International career
- 2002–2003: Germany U19 / 13 / (0)
- 2004–2006: Germany U21 / 12 / (0)
- 2007: Germany U23 / 3 / (1)

= Aferdita Kameraj =

German footballer (born 1984)

Aferdita Kameraj (born 5 June 1984) is a German former footballer who plays as a defender or midfielder for Hamburger SV, Turbine Potsdam and Cloppenburg. She represented Germany internationally at youth levels U19, U21 and U23.

==Career==
Kameraj was born in Kosovo, Yugoslavia. She moved to Hamburg with her family when she was a little child. Her career began at the HEBC Hamburg. She then moved to FTSV Altenwerder before joining the Hamburger SV in 2000. She won promotion to the Frauen-Bundesliga in 2001 and 2003 and played the German Cup final in 2002 with the team.

In 2006 Kameraj signed for Turbine Potsdam, with which she also played the UEFA Women's Cup.
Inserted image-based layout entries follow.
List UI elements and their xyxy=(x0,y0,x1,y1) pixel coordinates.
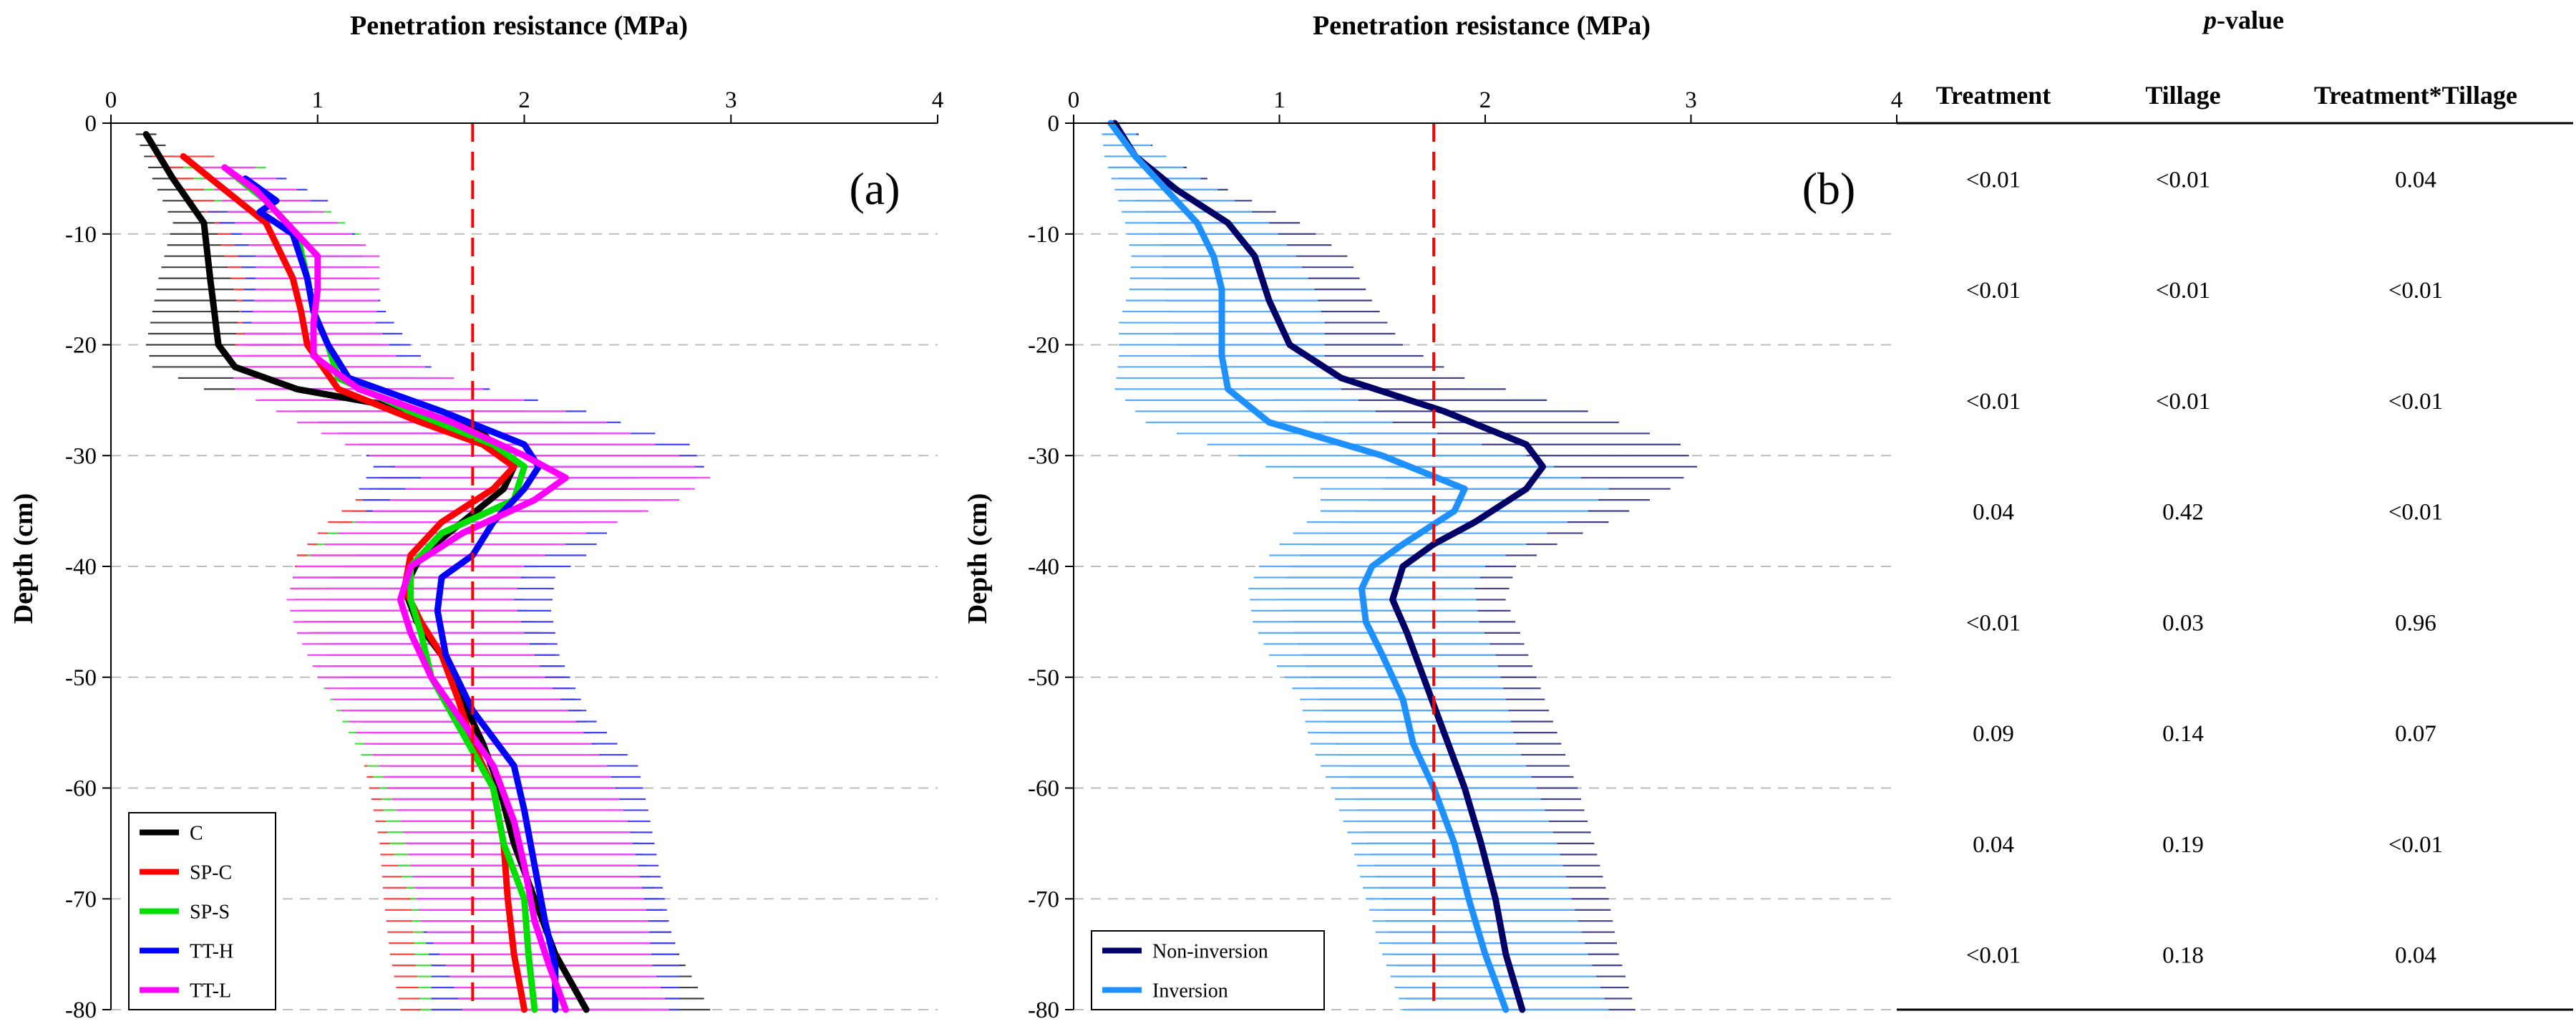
legend-box xyxy=(1091,930,1325,1010)
series-line-Non-inversion xyxy=(1112,120,1546,1013)
p-value-table: p-value Treatment Tillage Treatment*Tillag… xyxy=(1897,6,2573,1011)
panel-b-label: (b) xyxy=(1802,163,1856,214)
y-tick-label: -10 xyxy=(65,222,97,248)
x-tick-label: 4 xyxy=(932,87,944,113)
column-header: Treatment*Tillage xyxy=(2314,81,2517,110)
table-cell: 0.18 xyxy=(2162,943,2204,969)
y-tick-label: -60 xyxy=(65,776,97,802)
y-tick-label: -40 xyxy=(1028,554,1059,580)
table-cell: <0.01 xyxy=(1966,943,2021,969)
legend-label-TT-L: TT-L xyxy=(190,980,231,1002)
y-tick-label: -50 xyxy=(1028,665,1059,691)
x-tick-label: 0 xyxy=(1068,87,1080,113)
series-line-TT-L xyxy=(221,164,569,1013)
legend-label-C: C xyxy=(190,823,203,845)
y-tick-label: -70 xyxy=(1028,886,1059,912)
series-line-TT-H xyxy=(242,175,559,1013)
table-cell: 0.04 xyxy=(1973,832,2014,858)
panel-a-x-ticks: 0 1 2 3 4 xyxy=(105,87,944,123)
table-cell: <0.01 xyxy=(2388,389,2443,415)
y-tick-label: -20 xyxy=(1028,333,1059,359)
panel-b-y-ticks: 0 -10 -20 -30 -40 -50 -60 -70 -80 xyxy=(1028,111,1074,1023)
panel-b: Penetration resistance (MPa) Depth (cm) … xyxy=(963,11,1902,1023)
table-cell: 0.14 xyxy=(2162,721,2204,747)
legend-label-Non-inversion: Non-inversion xyxy=(1152,941,1268,963)
table-cell: 0.04 xyxy=(1973,500,2014,526)
panel-b-x-ticks: 0 1 2 3 4 xyxy=(1068,87,1903,123)
p-value-title-rest: -value xyxy=(2217,6,2284,34)
table-cell: <0.01 xyxy=(1966,389,2021,415)
y-tick-label: -50 xyxy=(65,665,97,691)
panel-a-y-title: Depth (cm) xyxy=(9,493,39,624)
table-cell: 0.04 xyxy=(2395,943,2436,969)
panel-a-y-ticks: 0 -10 -20 -30 -40 -50 -60 -70 -80 xyxy=(65,111,111,1023)
legend-label-TT-H: TT-H xyxy=(190,941,233,963)
panel-b-y-title: Depth (cm) xyxy=(963,493,993,624)
table-cell: 0.07 xyxy=(2395,721,2436,747)
panel-b-x-title: Penetration resistance (MPa) xyxy=(1313,11,1651,41)
p-value-title-italic: p xyxy=(2202,6,2217,34)
legend-label-Inversion: Inversion xyxy=(1152,980,1228,1002)
p-value-body: <0.01 <0.01 0.04 <0.01 <0.01 <0.01 <0.01 <0.01 <… xyxy=(1966,167,2443,968)
panel-b-error-bars xyxy=(1100,122,1698,1011)
panel-b-legend: Non-inversion Inversion xyxy=(1091,930,1325,1010)
table-cell: <0.01 xyxy=(1966,278,2021,304)
column-header: Tillage xyxy=(2145,81,2220,110)
table-cell: <0.01 xyxy=(2156,167,2210,193)
y-tick-label: -80 xyxy=(65,997,97,1023)
table-cell: <0.01 xyxy=(2156,278,2210,304)
y-tick-label: -70 xyxy=(65,886,97,912)
x-tick-label: 1 xyxy=(312,87,324,113)
y-tick-label: -40 xyxy=(65,554,97,580)
x-tick-label: 0 xyxy=(105,87,117,113)
y-tick-label: -60 xyxy=(1028,776,1059,802)
table-cell: <0.01 xyxy=(2388,278,2443,304)
x-tick-label: 3 xyxy=(725,87,737,113)
table-cell: 0.42 xyxy=(2162,500,2204,526)
table-cell: 0.96 xyxy=(2395,610,2436,636)
panel-a-x-title: Penetration resistance (MPa) xyxy=(350,11,688,41)
panel-a: Penetration resistance (MPa) Depth (cm) … xyxy=(9,11,943,1023)
y-tick-label: 0 xyxy=(1048,111,1060,137)
panel-a-series xyxy=(142,131,590,1013)
x-tick-label: 1 xyxy=(1273,87,1285,113)
x-tick-label: 2 xyxy=(1479,87,1492,113)
table-cell: 0.19 xyxy=(2162,832,2204,858)
table-cell: <0.01 xyxy=(1966,167,2021,193)
panel-a-label: (a) xyxy=(849,163,900,214)
y-tick-label: -30 xyxy=(65,443,97,469)
y-tick-label: -10 xyxy=(1028,222,1059,248)
y-tick-label: -80 xyxy=(1028,997,1059,1023)
legend-label-SP-C: SP-C xyxy=(190,862,232,884)
x-tick-label: 4 xyxy=(1891,87,1903,113)
legend-label-SP-S: SP-S xyxy=(190,902,230,924)
table-cell: <0.01 xyxy=(2388,832,2443,858)
column-header: Treatment xyxy=(1936,81,2051,110)
x-tick-label: 3 xyxy=(1685,87,1697,113)
y-tick-label: -20 xyxy=(65,333,97,359)
p-value-title: p-value xyxy=(2202,6,2284,34)
y-tick-label: -30 xyxy=(1028,443,1059,469)
table-cell: 0.09 xyxy=(1973,721,2014,747)
table-cell: <0.01 xyxy=(2388,500,2443,526)
table-cell: 0.03 xyxy=(2162,610,2204,636)
p-value-header: Treatment Tillage Treatment*Tillage xyxy=(1897,81,2573,1011)
y-tick-label: 0 xyxy=(85,111,97,137)
table-cell: <0.01 xyxy=(2156,389,2210,415)
x-tick-label: 2 xyxy=(518,87,530,113)
panel-a-legend: C SP-C SP-S TT-H TT-L xyxy=(128,812,276,1010)
table-cell: <0.01 xyxy=(1966,610,2021,636)
table-cell: 0.04 xyxy=(2395,167,2436,193)
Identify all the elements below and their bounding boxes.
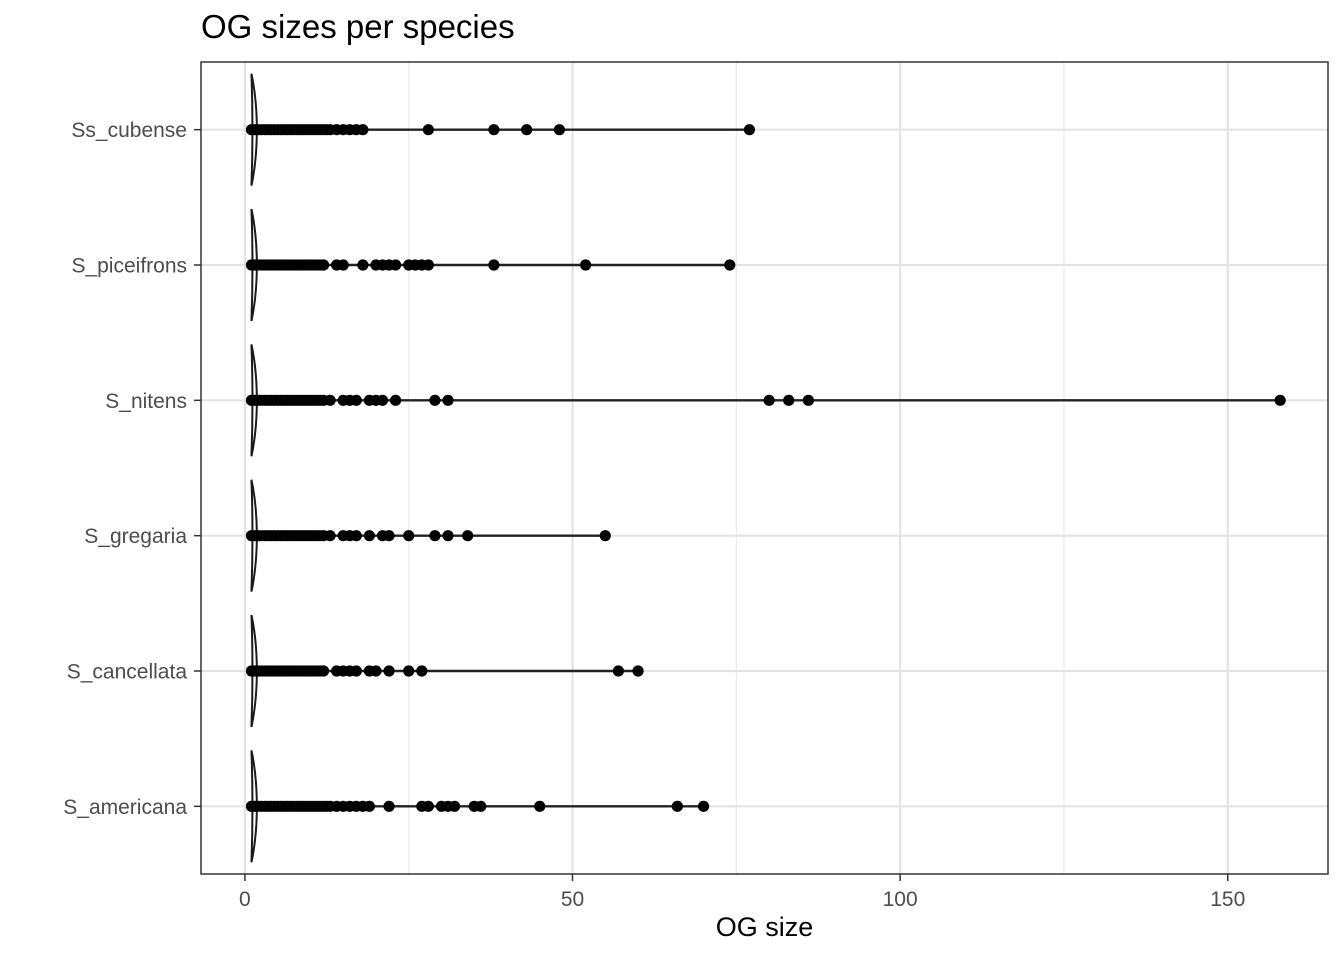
- data-point: [763, 394, 775, 406]
- data-point: [350, 394, 362, 406]
- axis-layer: Ss_cubense S_piceifrons S_nitens S_gregaria…: [63, 119, 1245, 911]
- data-point: [448, 800, 461, 812]
- data-point: [383, 800, 395, 812]
- x-tick-label: 150: [1210, 888, 1245, 911]
- data-point: [599, 530, 611, 542]
- data-point: [422, 800, 434, 812]
- data-point: [743, 124, 756, 136]
- data-point: [370, 665, 382, 677]
- data-point: [383, 530, 395, 542]
- data-point: [403, 530, 415, 542]
- y-tick-label: S_gregaria: [84, 525, 187, 548]
- data-layer: [245, 73, 1286, 863]
- data-point: [462, 530, 474, 542]
- data-point: [429, 394, 441, 406]
- x-tick-label: 100: [883, 888, 918, 911]
- data-point: [324, 530, 336, 542]
- data-point: [521, 124, 533, 136]
- data-point: [442, 530, 454, 542]
- y-tick-label: Ss_cubense: [71, 119, 187, 142]
- x-axis-label: OG size: [715, 912, 814, 942]
- series-S_americana: [245, 750, 710, 863]
- data-point: [632, 665, 644, 677]
- data-point: [802, 394, 815, 406]
- data-point: [422, 124, 434, 136]
- data-point: [671, 800, 683, 812]
- data-point: [783, 394, 795, 406]
- chart-title: OG sizes per species: [201, 8, 515, 45]
- data-point: [390, 259, 402, 271]
- data-point: [429, 530, 441, 542]
- data-point: [416, 665, 428, 677]
- x-tick-label: 0: [239, 888, 251, 911]
- data-point: [488, 124, 500, 136]
- panel-border: [200, 61, 1329, 875]
- data-point: [442, 394, 454, 406]
- data-point: [553, 124, 566, 136]
- data-point: [488, 259, 500, 271]
- data-point: [1274, 394, 1286, 406]
- data-point: [697, 800, 710, 812]
- series-Ss_cubense: [245, 73, 756, 186]
- data-point: [376, 394, 389, 406]
- data-point: [580, 259, 592, 271]
- data-point: [475, 800, 487, 812]
- data-point: [350, 665, 362, 677]
- y-tick-label: S_piceifrons: [71, 255, 187, 278]
- data-point: [363, 800, 375, 812]
- x-tick-label: 50: [561, 888, 584, 911]
- grid-layer: [201, 62, 1328, 874]
- y-tick-label: S_nitens: [105, 390, 187, 413]
- data-point: [612, 665, 624, 677]
- data-point: [403, 665, 415, 677]
- data-point: [390, 394, 402, 406]
- y-tick-label: S_americana: [63, 796, 187, 819]
- data-point: [534, 800, 546, 812]
- data-point: [337, 259, 349, 271]
- data-point: [350, 530, 362, 542]
- data-point: [317, 259, 330, 271]
- data-point: [724, 259, 736, 271]
- series-S_cancellata: [245, 614, 644, 728]
- series-S_gregaria: [245, 479, 611, 592]
- data-point: [357, 124, 369, 136]
- series-S_piceifrons: [245, 208, 736, 322]
- data-point: [357, 259, 369, 271]
- data-point: [383, 665, 395, 677]
- data-point: [324, 394, 336, 406]
- data-point: [363, 530, 375, 542]
- y-tick-label: S_cancellata: [67, 661, 188, 684]
- data-point: [317, 665, 330, 677]
- series-S_nitens: [245, 344, 1286, 457]
- data-point: [422, 259, 434, 271]
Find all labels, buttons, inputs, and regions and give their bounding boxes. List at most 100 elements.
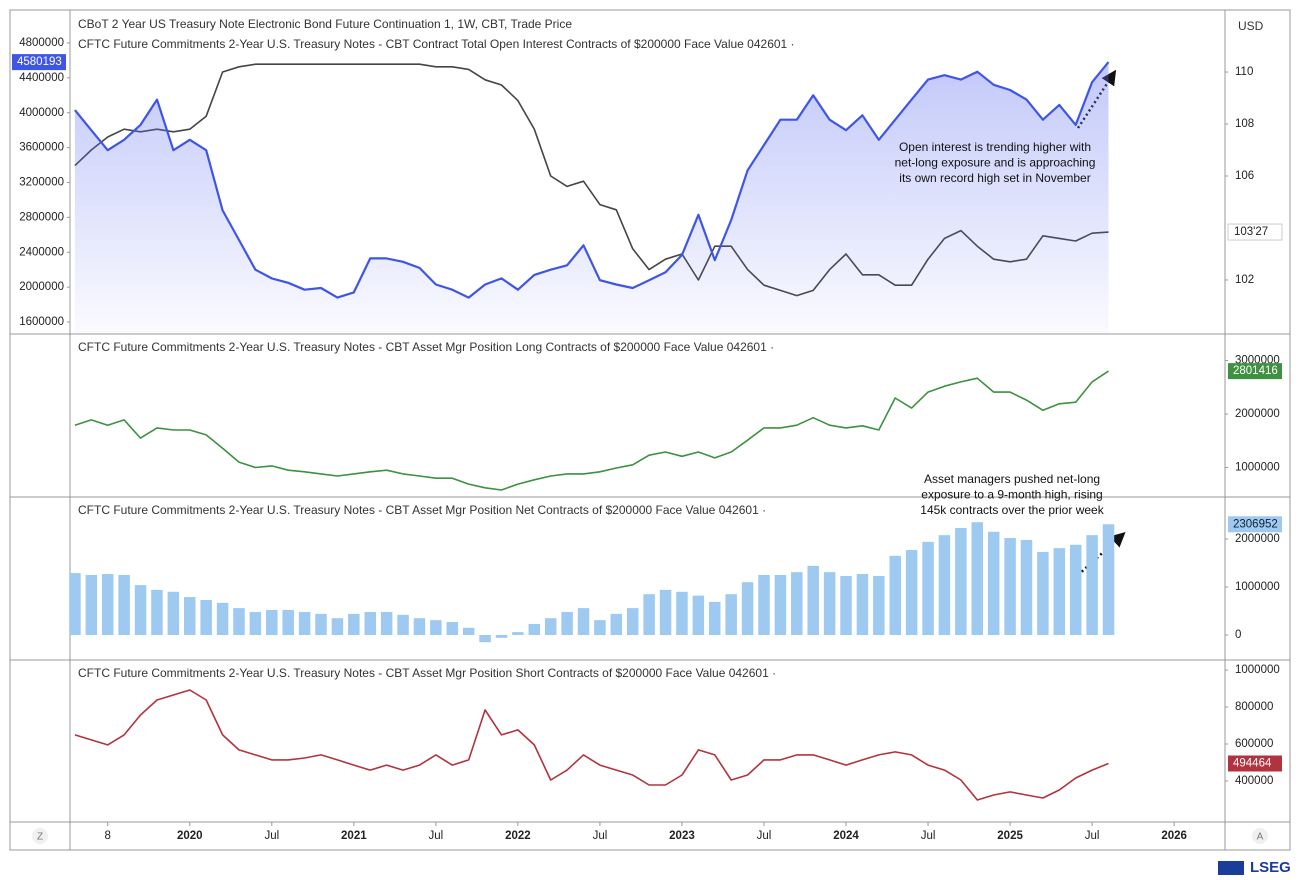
last-value-label: 2306952 bbox=[1233, 518, 1278, 530]
bar bbox=[249, 611, 262, 635]
y-tick-label: 4000000 bbox=[19, 107, 64, 119]
x-tick-label: Jul bbox=[429, 830, 444, 842]
line bbox=[74, 370, 1109, 491]
auto-scale-button-label[interactable]: A bbox=[1257, 832, 1264, 843]
bar bbox=[610, 613, 623, 635]
bar bbox=[774, 574, 787, 635]
y-tick-label: 2800000 bbox=[19, 211, 64, 223]
x-tick-label: 2023 bbox=[669, 830, 695, 842]
bar bbox=[987, 531, 1000, 635]
bar bbox=[626, 608, 639, 635]
annotation: net-long exposure and is approaching bbox=[895, 156, 1096, 170]
y-tick-label: 108 bbox=[1235, 118, 1254, 130]
bar bbox=[544, 618, 557, 635]
bar bbox=[905, 550, 918, 635]
bar bbox=[200, 599, 212, 635]
logo: LSEG bbox=[1250, 859, 1291, 876]
bar bbox=[282, 610, 294, 635]
bar bbox=[1020, 539, 1033, 635]
bar bbox=[643, 594, 655, 635]
y-tick-label: 0 bbox=[1235, 629, 1241, 641]
last-value-label: 4580193 bbox=[17, 56, 62, 68]
last-value-label: 2801416 bbox=[1233, 365, 1278, 377]
bar bbox=[151, 589, 163, 635]
bar bbox=[364, 611, 376, 635]
bar bbox=[659, 589, 672, 635]
bar bbox=[266, 610, 278, 635]
bar bbox=[561, 611, 573, 635]
y-tick-label: 106 bbox=[1235, 170, 1254, 182]
bar bbox=[725, 594, 737, 635]
x-tick-label: 2025 bbox=[997, 830, 1023, 842]
bar bbox=[1069, 544, 1082, 635]
bar bbox=[840, 575, 852, 635]
x-tick-label: Jul bbox=[593, 830, 608, 842]
pane-title: CFTC Future Commitments 2-Year U.S. Trea… bbox=[78, 666, 776, 680]
bar bbox=[873, 575, 885, 635]
last-value-badge bbox=[1228, 516, 1282, 533]
bar bbox=[1053, 548, 1066, 635]
y-tick-label: 4800000 bbox=[19, 37, 64, 49]
bar bbox=[134, 585, 147, 635]
bar bbox=[577, 608, 590, 635]
bar bbox=[348, 613, 360, 635]
x-tick-label: Jul bbox=[1085, 830, 1100, 842]
frame bbox=[9, 9, 1291, 851]
bar bbox=[69, 573, 81, 635]
bar bbox=[709, 601, 721, 635]
bar bbox=[101, 574, 114, 635]
bar bbox=[85, 574, 98, 635]
pane-title: CFTC Future Commitments 2-Year U.S. Trea… bbox=[78, 340, 774, 354]
bar bbox=[955, 527, 967, 635]
logo-icon bbox=[1218, 861, 1244, 875]
bar bbox=[462, 627, 475, 635]
bar bbox=[856, 574, 869, 635]
bar bbox=[922, 541, 934, 635]
bar bbox=[413, 618, 426, 635]
bar bbox=[938, 535, 951, 635]
bar bbox=[430, 620, 442, 635]
y-tick-label: 1000000 bbox=[1235, 664, 1280, 676]
bar bbox=[807, 565, 819, 635]
auto-scale-button[interactable] bbox=[1252, 828, 1268, 844]
bar bbox=[315, 613, 327, 635]
bar bbox=[823, 572, 836, 635]
y-tick-label: 2000000 bbox=[1235, 533, 1280, 545]
bar bbox=[528, 623, 541, 635]
x-tick-label: Jul bbox=[757, 830, 772, 842]
y-tick-label: 102 bbox=[1235, 274, 1254, 286]
bar bbox=[594, 620, 606, 635]
y-tick-label: 110 bbox=[1235, 66, 1253, 78]
y-tick-label: 1000000 bbox=[1235, 581, 1280, 593]
x-tick-label: 2020 bbox=[177, 830, 203, 842]
bar bbox=[512, 632, 524, 635]
annotation: Asset managers pushed net-long bbox=[924, 472, 1100, 486]
bar bbox=[233, 608, 245, 635]
x-tick-label: 2021 bbox=[341, 830, 367, 842]
y-tick-label: 4400000 bbox=[19, 72, 64, 84]
bar bbox=[1037, 551, 1049, 635]
last-value-badge bbox=[1228, 755, 1282, 772]
zoom-button[interactable] bbox=[32, 828, 48, 844]
pane-title: CFTC Future Commitments 2-Year U.S. Trea… bbox=[78, 37, 795, 51]
annotation: exposure to a 9-month high, rising bbox=[921, 488, 1102, 502]
y-tick-label: 1600000 bbox=[19, 316, 64, 328]
x-tick-label: 2026 bbox=[1161, 830, 1187, 842]
y-tick-label: 400000 bbox=[1235, 775, 1273, 787]
zoom-button-label[interactable]: Z bbox=[37, 832, 43, 843]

Two years later she returned to Hamburger SV, for which she played until the team withdrew from the Bundesliga for financial reasons in 2012. She then moved to Cloppenburg in the second tier.

She made several appearances for Germany on the junior level, playing the 2004 U19 European Championship.